When our parents and grandparents, great grandparents, etc., were keeping the home fires burning during WW2, no one here starved. No one here had any reason to have a poor diet. There were huge efforts made to make the most of what we had, to manage to keep the entire nation healthy.
That wasn't the case elsewhere.
We were very fortunate as well as very organised, and though the UK was bombed, it's farmland was never obliterated the way fields abroad were.
Every scrap of uneaten food was saved and boiled up and fed to the pigs....so there was still bacon. Limited but there was bacon, and butcher meat, and eggs, and everyone had a right to a share.
Horses were both the engines of the farms and the transport and the steeds of the military and not seen as food.
It's a cultural difference that was reinforced by the lack of dire necessity. We never needed to boil up leather to make it palatable, we never needed to roast tree inner bark to eke out flour, nor grind up eggshells to make sure our children had enough calcium.
It's not just WW1 or 2 though, it goes back for centuries. Napoleonic wars, and so on.
The British Isles have not been successfully invaded in a very long time. I know the British Channel islands were not so lucky, and they endured the hardships of occupation; I'm not belittling that.

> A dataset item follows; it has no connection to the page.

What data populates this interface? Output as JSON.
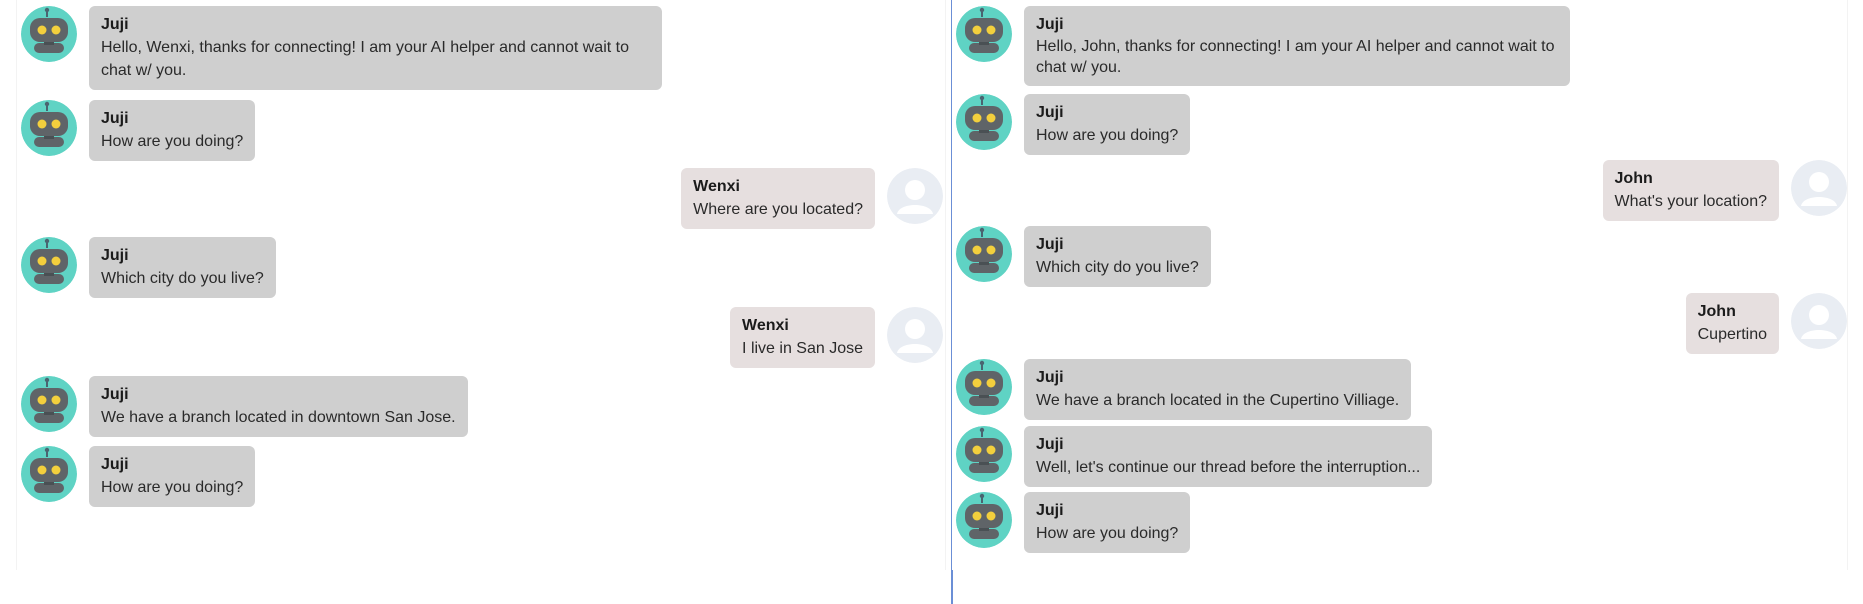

The Romans thought horse and dog meat to be profane, and it was only offered to the gods of the underworld.
I think it was Pope Gregory who banned the eating of horses in the 700's, though a pagan rite survived in Germany, and then the French really took to eating the horses after their revolution, because horses were of the nobility
So, basically Brits just never did eat horses, or dogs, not since Britain became recognisably Britain.